Si ces questions ont suscité peu d’écho durant la campagne électorale, elles ont néanmoins été l’objet d’une grande attention pendant cette même période. Comme on le dit souvent : « et pendant ce temps là… » Plusieurs évènements ont eu lieu durant les dernières semaines invitant ces régions à se projeter dans une durée plus longue.  Savoir conjuguer court terme et long terme n’est pas un exercice évident. Mais, comme l’a dit Jim Rohn, « ce n’est pas le vent qui décide de votre destination, c’est l’orientation que vous donnez à votre voile. Le vent est pareil pour tous ». Aussi faut-il savoir où l’on va, notamment lorsque la météo économique nous prévoit des temps agités !
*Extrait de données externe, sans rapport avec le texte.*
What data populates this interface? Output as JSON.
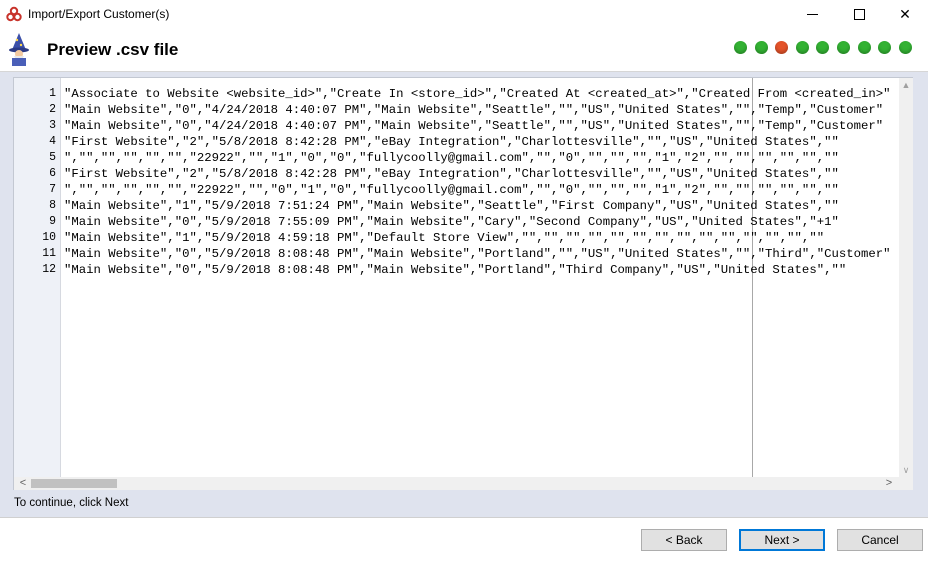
{
  "window": {
    "title": "Import/Export Customer(s)",
    "minimize_icon": "minimize-icon",
    "maximize_icon": "maximize-icon",
    "close_glyph": "✕"
  },
  "header": {
    "title": "Preview .csv file",
    "wizard_icon": "wizard-icon",
    "steps": [
      {
        "status": "done",
        "color": "#33b233"
      },
      {
        "status": "done",
        "color": "#33b233"
      },
      {
        "status": "current",
        "color": "#e4532a"
      },
      {
        "status": "pending",
        "color": "#33b233"
      },
      {
        "status": "pending",
        "color": "#33b233"
      },
      {
        "status": "pending",
        "color": "#33b233"
      },
      {
        "status": "pending",
        "color": "#33b233"
      },
      {
        "status": "pending",
        "color": "#33b233"
      },
      {
        "status": "pending",
        "color": "#33b233"
      }
    ]
  },
  "preview": {
    "lines": [
      {
        "no": "1",
        "text": "\"Associate to Website <website_id>\",\"Create In <store_id>\",\"Created At <created_at>\",\"Created From <created_in>\""
      },
      {
        "no": "2",
        "text": "\"Main Website\",\"0\",\"4/24/2018 4:40:07 PM\",\"Main Website\",\"Seattle\",\"\",\"US\",\"United States\",\"\",\"Temp\",\"Customer\""
      },
      {
        "no": "3",
        "text": "\"Main Website\",\"0\",\"4/24/2018 4:40:07 PM\",\"Main Website\",\"Seattle\",\"\",\"US\",\"United States\",\"\",\"Temp\",\"Customer\""
      },
      {
        "no": "4",
        "text": "\"First Website\",\"2\",\"5/8/2018 8:42:28 PM\",\"eBay Integration\",\"Charlottesville\",\"\",\"US\",\"United States\",\"\""
      },
      {
        "no": "5",
        "text": "\",\"\",\"\",\"\",\"\",\"\",\"22922\",\"\",\"1\",\"0\",\"0\",\"fullycoolly@gmail.com\",\"\",\"0\",\"\",\"\",\"\",\"1\",\"2\",\"\",\"\",\"\",\"\",\"\",\"\""
      },
      {
        "no": "6",
        "text": "\"First Website\",\"2\",\"5/8/2018 8:42:28 PM\",\"eBay Integration\",\"Charlottesville\",\"\",\"US\",\"United States\",\"\""
      },
      {
        "no": "7",
        "text": "\",\"\",\"\",\"\",\"\",\"\",\"22922\",\"\",\"0\",\"1\",\"0\",\"fullycoolly@gmail.com\",\"\",\"0\",\"\",\"\",\"\",\"1\",\"2\",\"\",\"\",\"\",\"\",\"\",\"\""
      },
      {
        "no": "8",
        "text": "\"Main Website\",\"1\",\"5/9/2018 7:51:24 PM\",\"Main Website\",\"Seattle\",\"First Company\",\"US\",\"United States\",\"\""
      },
      {
        "no": "9",
        "text": "\"Main Website\",\"0\",\"5/9/2018 7:55:09 PM\",\"Main Website\",\"Cary\",\"Second Company\",\"US\",\"United States\",\"+1\""
      },
      {
        "no": "10",
        "text": "\"Main Website\",\"1\",\"5/9/2018 4:59:18 PM\",\"Default Store View\",\"\",\"\",\"\",\"\",\"\",\"\",\"\",\"\",\"\",\"\",\"\",\"\",\"\",\"\""
      },
      {
        "no": "11",
        "text": "\"Main Website\",\"0\",\"5/9/2018 8:08:48 PM\",\"Main Website\",\"Portland\",\"\",\"US\",\"United States\",\"\",\"Third\",\"Customer\""
      },
      {
        "no": "12",
        "text": "\"Main Website\",\"0\",\"5/9/2018 8:08:48 PM\",\"Main Website\",\"Portland\",\"Third Company\",\"US\",\"United States\",\"\""
      }
    ],
    "scroll_left_glyph": "<",
    "scroll_right_glyph": ">",
    "scroll_up_glyph": "▲",
    "scroll_down_glyph": "∨"
  },
  "status": "To continue, click Next",
  "buttons": {
    "back": "< Back",
    "next": "Next >",
    "cancel": "Cancel"
  }
}
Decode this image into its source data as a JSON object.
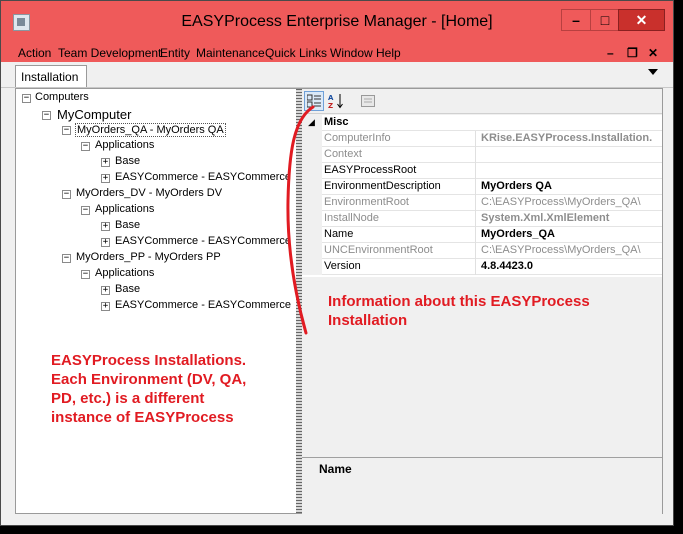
{
  "window": {
    "title": "EASYProcess Enterprise Manager - [Home]"
  },
  "window_controls": {
    "minimize": "–",
    "maximize": "□",
    "close": "✕"
  },
  "menu": [
    {
      "label": "Action"
    },
    {
      "label": "Team Development"
    },
    {
      "label": "Entity"
    },
    {
      "label": "Maintenance"
    },
    {
      "label": "Quick Links"
    },
    {
      "label": "Window"
    },
    {
      "label": "Help"
    }
  ],
  "mdi_controls": {
    "minimize": "–",
    "restore": "❐",
    "close": "✕"
  },
  "tab": {
    "label": "Installation"
  },
  "tree": {
    "root": "Computers",
    "computer": "MyComputer",
    "environments": [
      {
        "label": "MyOrders_QA - MyOrders QA",
        "applications": "Applications",
        "children": [
          "Base",
          "EASYCommerce - EASYCommerce"
        ]
      },
      {
        "label": "MyOrders_DV - MyOrders DV",
        "applications": "Applications",
        "children": [
          "Base",
          "EASYCommerce - EASYCommerce"
        ]
      },
      {
        "label": "MyOrders_PP - MyOrders PP",
        "applications": "Applications",
        "children": [
          "Base",
          "EASYCommerce - EASYCommerce"
        ]
      }
    ]
  },
  "toolbar": {
    "categorized_icon": "categorized-icon",
    "alphabetical_icon": "az-sort-icon",
    "pages_icon": "property-pages-icon"
  },
  "property_grid": {
    "category": "Misc",
    "rows": [
      {
        "name": "ComputerInfo",
        "value": "KRise.EASYProcess.Installation.",
        "readonly": true,
        "bold": true
      },
      {
        "name": "Context",
        "value": "",
        "readonly": true,
        "bold": false
      },
      {
        "name": "EASYProcessRoot",
        "value": "",
        "readonly": false,
        "bold": false
      },
      {
        "name": "EnvironmentDescription",
        "value": "MyOrders QA",
        "readonly": false,
        "bold": true
      },
      {
        "name": "EnvironmentRoot",
        "value": "C:\\EASYProcess\\MyOrders_QA\\",
        "readonly": true,
        "bold": false
      },
      {
        "name": "InstallNode",
        "value": "System.Xml.XmlElement",
        "readonly": true,
        "bold": true
      },
      {
        "name": "Name",
        "value": "MyOrders_QA",
        "readonly": false,
        "bold": true
      },
      {
        "name": "UNCEnvironmentRoot",
        "value": "C:\\EASYProcess\\MyOrders_QA\\",
        "readonly": true,
        "bold": false
      },
      {
        "name": "Version",
        "value": "4.8.4423.0",
        "readonly": false,
        "bold": true
      }
    ]
  },
  "description_panel": {
    "title": "Name"
  },
  "annotations": {
    "left": [
      "EASYProcess Installations.",
      "Each Environment (DV, QA,",
      "PD, etc.) is a different",
      "instance of EASYProcess"
    ],
    "right": [
      "Information about this EASYProcess",
      "Installation"
    ],
    "color": "#e11b22"
  }
}
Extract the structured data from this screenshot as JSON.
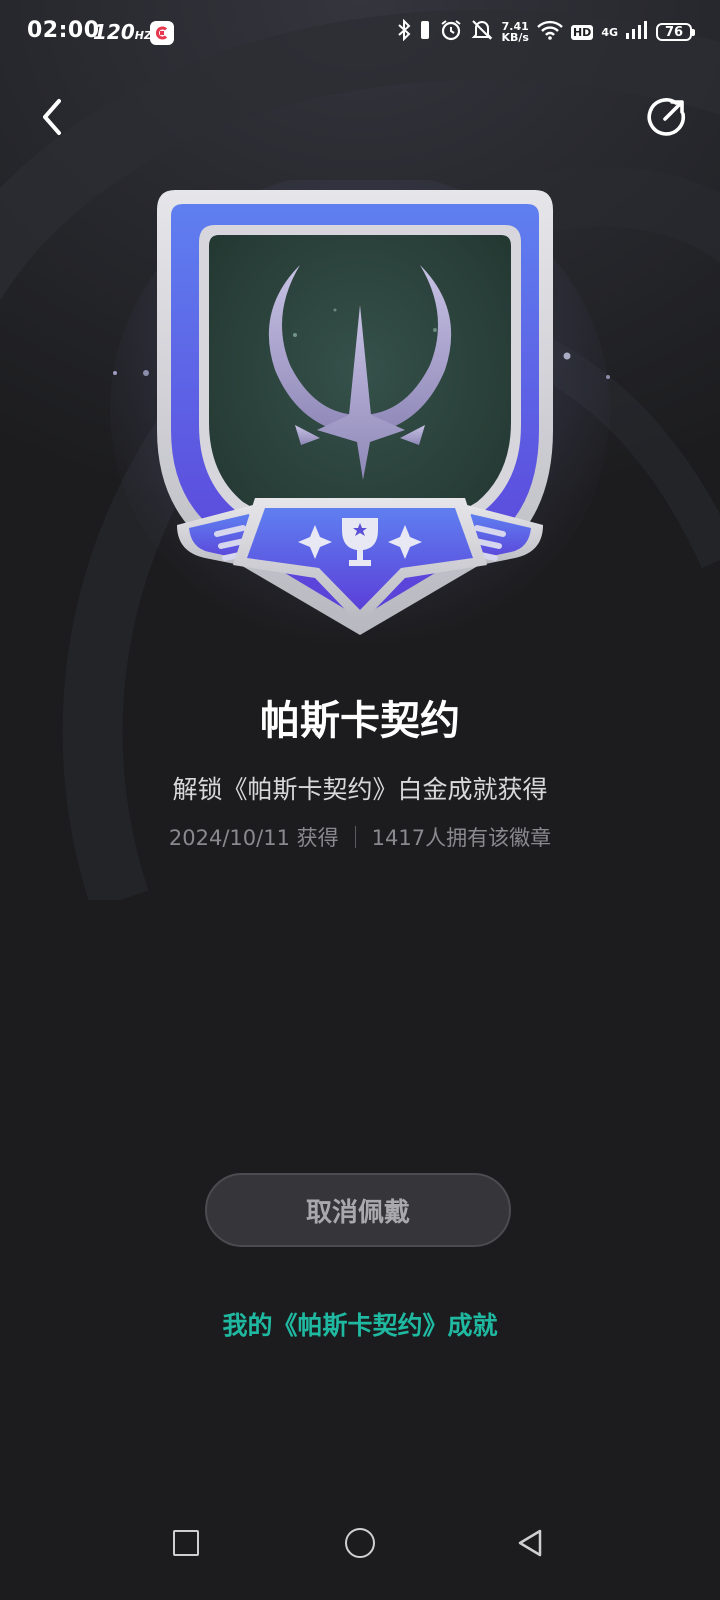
{
  "status_bar": {
    "time": "02:00",
    "refresh_rate": "120",
    "refresh_unit": "HZ",
    "speed_value": "7.41",
    "speed_unit": "KB/s",
    "hd_label": "HD",
    "network": "4G",
    "battery": "76",
    "icons": [
      "app-c-icon",
      "bluetooth-icon",
      "vibrate-icon",
      "alarm-icon",
      "mute-icon",
      "wifi-icon",
      "signal-icon",
      "battery-icon"
    ]
  },
  "header": {
    "back_icon": "chevron-left-icon",
    "share_icon": "share-icon"
  },
  "badge": {
    "icon": "achievement-badge-icon",
    "colors": {
      "frame": "#c9c9d0",
      "blue": "#5a5de0",
      "inner": "#2e463d",
      "emblem": "#a9a2c9"
    }
  },
  "badge_title": "帕斯卡契约",
  "badge_desc": "解锁《帕斯卡契约》白金成就获得",
  "meta": {
    "date": "2024/10/11 获得",
    "owners": "1417人拥有该徽章"
  },
  "cancel_button": "取消佩戴",
  "achievements_link": "我的《帕斯卡契约》成就",
  "accent_color": "#1fb8a0"
}
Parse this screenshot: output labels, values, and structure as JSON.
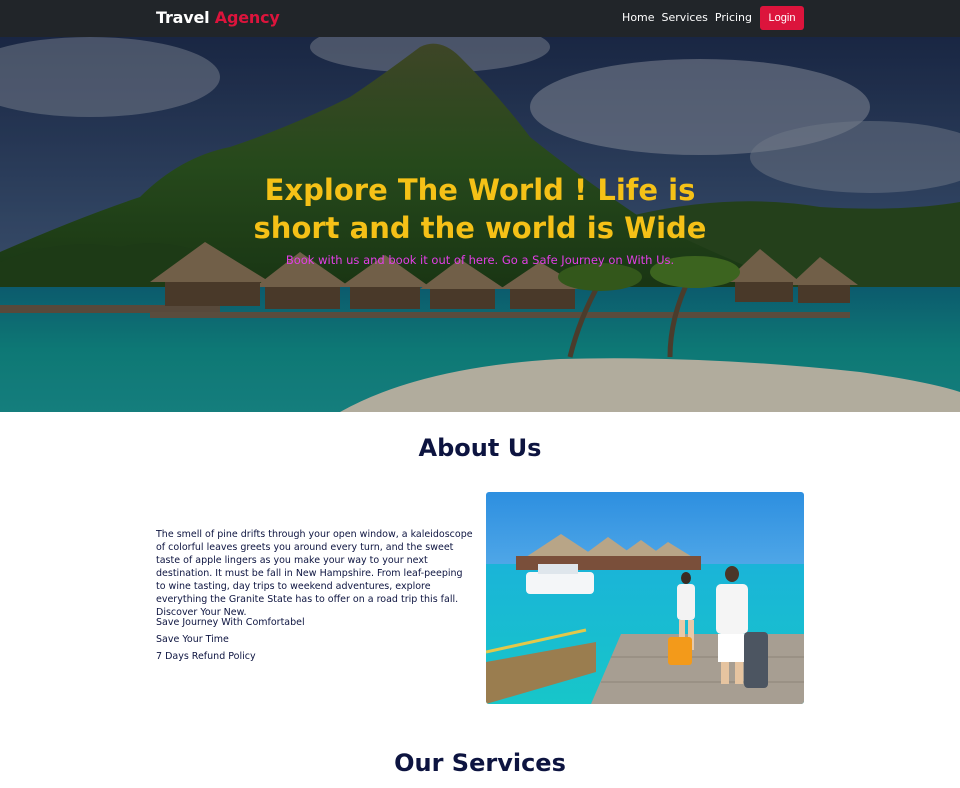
{
  "navbar": {
    "brand_main": "Travel",
    "brand_accent": "Agency",
    "links": [
      "Home",
      "Services",
      "Pricing"
    ],
    "login_label": "Login",
    "colors": {
      "background": "#212529",
      "accent": "#dc143c"
    }
  },
  "hero": {
    "title_line1": "Explore The World ! Life is",
    "title_line2": "short and the world is Wide",
    "subtitle": "Book with us and book it out of here. Go a Safe Journey on With Us.",
    "colors": {
      "title": "#f5c117",
      "subtitle": "#e23ee6"
    }
  },
  "about": {
    "title": "About Us",
    "paragraph": "The smell of pine drifts through your open window, a kaleidoscope of colorful leaves greets you around every turn, and the sweet taste of apple lingers as you make your way to your next destination. It must be fall in New Hampshire. From leaf-peeping to wine tasting, day trips to weekend adventures, explore everything the Granite State has to offer on a road trip this fall. Discover Your New.",
    "features": [
      "Save Journey With Comfortabel",
      "Save Your Time",
      "7 Days Refund Policy"
    ]
  },
  "services": {
    "title": "Our Services"
  }
}
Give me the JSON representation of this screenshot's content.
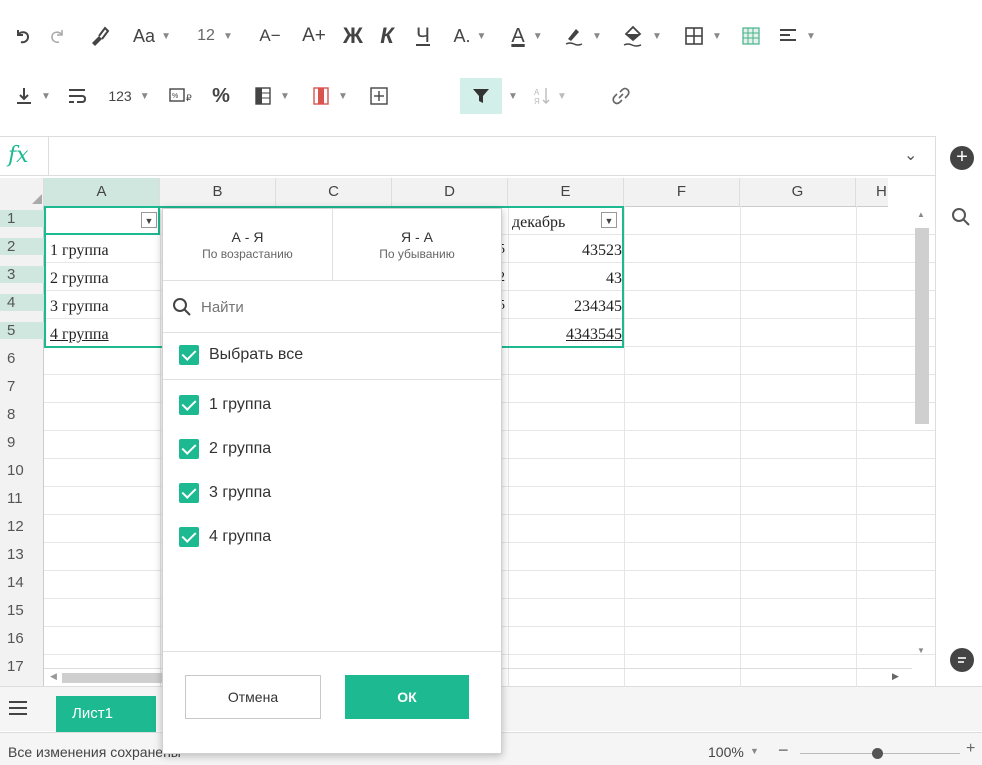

Mieux appréhender le moyen-long terme était l’un des enjeux de la conférence ministérielle des régions ultrapériphériques (RUP) qui s’est tenue à Fort de France à la mi-mai 2022 dans le cadre de la PFUE et portant sur la stratégie de ces territoires.

Plus précisément, si ce sommet a permis aux différents exécutifs des RUP d’exprimer leurs attentes à l’endroit de la Commission européenne et leurs visions pour l’avenir de leurs régions respectives, c’est davantage dans la communication de celle-ci, publiée le 3 mai 2022, qu’il faut tenter d’y lire une méthode pour l’avenir. 

Cet exercice s’avérait particulièrement compliqué cette année, non pas en raison des doléances habituelles des RUP soulignant une meilleure prise en compte de leurs singularités mais davantage en raison de la convalescence des économies liée à la sortie de crise de la Covid-19, convalescence rendu plus délicate avec la survenue de la crise ukrainienne et ses chambardements tous azimuts. D’ailleurs, dans ce cadre, l’expertise du groupe de recherche européen ESPON a été présentée pour analyser les impacts de la pandémie sur les économies de RUP. 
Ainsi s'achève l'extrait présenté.